《MUMEI》

「じゃあ、フェルと同調し過ぎるって言うのは、かすりかすりのはずの同調部分が、かすりじゃ済まない位。って事ですか?それとも、一致?」

「一致じゃ、俺と善彦が同じ。って事になってしまう。さすがにそこまでの同調じゃないよ。」

「あ、そうか。」

「ある波と、ある波。2つの波があるとして、まったく正反対の波だとしたら、それぞれの力を相殺して、波は治まってしまう。逆に、その2つの波が全く一緒だと、その力は2倍に膨れあがる。これは物理学で習う、単純な波の定義だ。」

「あ、さすが理科教師。知識は生物だけじゃ無いんですね?」

「馬鹿にするな。高校教諭理科の免許取るのに、俺がどれだけ物理と戦ったか…簡単な理屈なら、少しは分かるんだろう?優等生くん?」


なんか、たまに嫌味というか、毒を吐くなぁ山男…と、頭の中では思っても口には出さない。しかし顔にはそれが出ていたらしい。

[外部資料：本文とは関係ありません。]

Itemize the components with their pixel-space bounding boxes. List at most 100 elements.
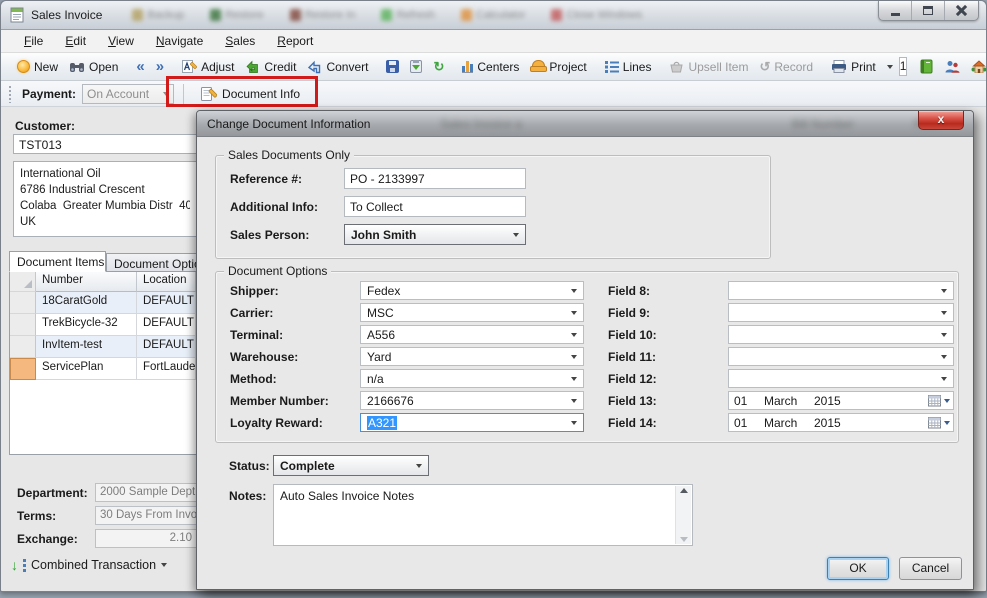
paste-button[interactable] — [405, 57, 427, 76]
field8-label: Field 8: — [608, 284, 650, 298]
chevron-down-icon — [941, 289, 947, 293]
invoice-doc-icon — [9, 7, 25, 23]
new-button[interactable]: New — [12, 57, 63, 77]
group-title: Sales Documents Only — [224, 148, 354, 162]
member-number-label: Member Number: — [230, 394, 329, 408]
project-button[interactable]: Project — [525, 57, 591, 77]
row-selector[interactable] — [10, 292, 36, 314]
minimize-icon — [891, 13, 900, 16]
cell-number[interactable]: ServicePlan — [36, 358, 137, 380]
menu-sales[interactable]: Sales — [214, 31, 266, 51]
maximize-button[interactable] — [912, 1, 945, 20]
combined-transaction-button[interactable]: ↓ Combined Transaction — [7, 555, 171, 575]
status-combo[interactable]: Complete — [273, 455, 429, 476]
field9-combo[interactable] — [728, 303, 954, 322]
notes-label: Notes: — [229, 489, 266, 503]
minimize-button[interactable] — [879, 1, 912, 20]
cell-location[interactable]: DEFAULT — [137, 336, 196, 358]
member-number-combo[interactable]: 2166676 — [360, 391, 584, 410]
sales-documents-only-group: Sales Documents Only Reference #: PO - 2… — [215, 155, 771, 259]
additional-info-label: Additional Info: — [230, 200, 318, 214]
print-button[interactable]: Print — [826, 57, 881, 77]
calendar-icon — [928, 394, 941, 407]
field14-label: Field 14: — [608, 416, 657, 430]
dialog-close-button[interactable]: x — [918, 111, 964, 130]
convert-arrow-icon — [307, 60, 322, 74]
save-button[interactable] — [381, 57, 404, 76]
tab-document-options[interactable]: Document Options — [106, 253, 197, 272]
cell-number[interactable]: 18CaratGold — [36, 292, 137, 314]
select-all-cell[interactable] — [10, 272, 36, 292]
cancel-button[interactable]: Cancel — [899, 557, 962, 580]
warehouse-combo[interactable]: Yard — [360, 347, 584, 366]
shipper-combo[interactable]: Fedex — [360, 281, 584, 300]
previous-button[interactable]: « — [131, 57, 149, 77]
record-icon: ↺ — [759, 60, 770, 73]
tab-document-items[interactable]: Document Items — [9, 251, 106, 272]
additional-info-input[interactable]: To Collect — [344, 196, 526, 217]
address-line: Colaba Greater Mumbia Distr 40 — [20, 198, 190, 214]
chevron-down-icon — [513, 233, 519, 237]
adjust-button[interactable]: Adjust — [177, 56, 239, 77]
chevron-down-icon — [571, 421, 577, 425]
field13-datepicker[interactable]: 01 March 2015 — [728, 391, 954, 410]
company-button[interactable] — [966, 57, 987, 76]
main-toolbar: New Open « » Adjust Credit Convert ↻ Cen… — [1, 53, 986, 81]
cell-number[interactable]: InvItem-test — [36, 336, 137, 358]
cell-location[interactable]: FortLauderdale — [137, 358, 196, 380]
convert-button[interactable]: Convert — [302, 57, 373, 77]
cell-number[interactable]: TrekBicycle-32 — [36, 314, 137, 336]
column-header-location[interactable]: Location — [137, 272, 196, 292]
reference-input[interactable]: PO - 2133997 — [344, 168, 526, 189]
credit-button[interactable]: Credit — [240, 57, 301, 77]
notes-scrollbar[interactable] — [675, 486, 691, 544]
menu-report[interactable]: Report — [266, 31, 324, 51]
cell-location[interactable]: DEFAULT — [137, 292, 196, 314]
carrier-combo[interactable]: MSC — [360, 303, 584, 322]
copies-input[interactable]: 1 — [899, 57, 908, 76]
open-button[interactable]: Open — [64, 57, 123, 77]
field12-combo[interactable] — [728, 369, 954, 388]
table-row[interactable]: InvItem-test DEFAULT — [10, 336, 196, 358]
centers-button[interactable]: Centers — [457, 57, 524, 77]
row-selector[interactable] — [10, 336, 36, 358]
scroll-down-icon[interactable] — [680, 537, 688, 542]
close-button[interactable] — [945, 1, 978, 20]
row-selector-active[interactable] — [10, 358, 36, 380]
customer-code-input[interactable]: TST013 — [13, 134, 197, 154]
method-combo[interactable]: n/a — [360, 369, 584, 388]
terminal-combo[interactable]: A556 — [360, 325, 584, 344]
menu-file[interactable]: File — [13, 31, 54, 51]
menu-edit[interactable]: Edit — [54, 31, 97, 51]
contacts-button[interactable] — [939, 57, 965, 76]
menu-view[interactable]: View — [97, 31, 145, 51]
field10-combo[interactable] — [728, 325, 954, 344]
sales-person-combo[interactable]: John Smith — [344, 224, 526, 245]
next-button[interactable]: » — [151, 57, 169, 77]
title-bar: Sales Invoice Backup Restore Restore In … — [1, 1, 986, 30]
loyalty-reward-combo[interactable]: A321 — [360, 413, 584, 432]
row-selector[interactable] — [10, 314, 36, 336]
scroll-up-icon[interactable] — [680, 488, 688, 493]
field14-datepicker[interactable]: 01 March 2015 — [728, 413, 954, 432]
field11-combo[interactable] — [728, 347, 954, 366]
table-row[interactable]: TrekBicycle-32 DEFAULT — [10, 314, 196, 336]
ledger-button[interactable] — [915, 56, 938, 77]
cell-location[interactable]: DEFAULT — [137, 314, 196, 336]
table-row[interactable]: 18CaratGold DEFAULT — [10, 292, 196, 314]
table-row[interactable]: ServicePlan FortLauderdale — [10, 358, 196, 380]
menu-navigate[interactable]: Navigate — [145, 31, 214, 51]
chevron-down-icon — [571, 355, 577, 359]
group-title: Document Options — [224, 264, 331, 278]
chevron-down-icon — [941, 311, 947, 315]
lines-button[interactable]: Lines — [600, 57, 657, 77]
notes-textarea[interactable]: Auto Sales Invoice Notes — [273, 484, 693, 546]
upsell-item-button: Upsell Item — [664, 57, 753, 77]
sales-person-label: Sales Person: — [230, 228, 309, 242]
terms-label: Terms: — [17, 509, 56, 523]
refresh-button[interactable]: ↻ — [428, 57, 449, 76]
print-dropdown[interactable] — [882, 62, 898, 72]
ok-button[interactable]: OK — [827, 557, 889, 580]
field8-combo[interactable] — [728, 281, 954, 300]
column-header-number[interactable]: Number — [36, 272, 137, 292]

「はは、どうも俺は昔から口が悪くて…教師って仮面を被っていれば、そこまでは出ないんだけど。今でも被っているつもりだったんだが、善彦の話題がチラチラ出るせいか、ボロが出るな。
そうだなぁ、フェルとの同調ってどの程度なんだろうなぁ。さすがにその生命エネルギーを実際の波形として見たことがあるわけでは無いから…結構良い線言ってる例えだと思ったんだけど、なかなか上手くいかないな。こればっかりは。」

「でも、一致までは行かなくても結構な部分被ってる。ってイメージで良いですか?
先生とサプリ、兄さんとサプリがそれぞれ同調している部分が結構あるとしたら、先生と兄さんが、波長の合う部分があってもおかしく無いでしょう。それであれば、今でも連絡取り合うくらい気の合う友達ってのにもつながります。」

「恐らくそうだな。そして、このフェルとの同調にはさらなる重要な要素がある。」

ワントーン声色を下げた山男が、いつの間にか逸らしていた視線を明智の方へ戻す。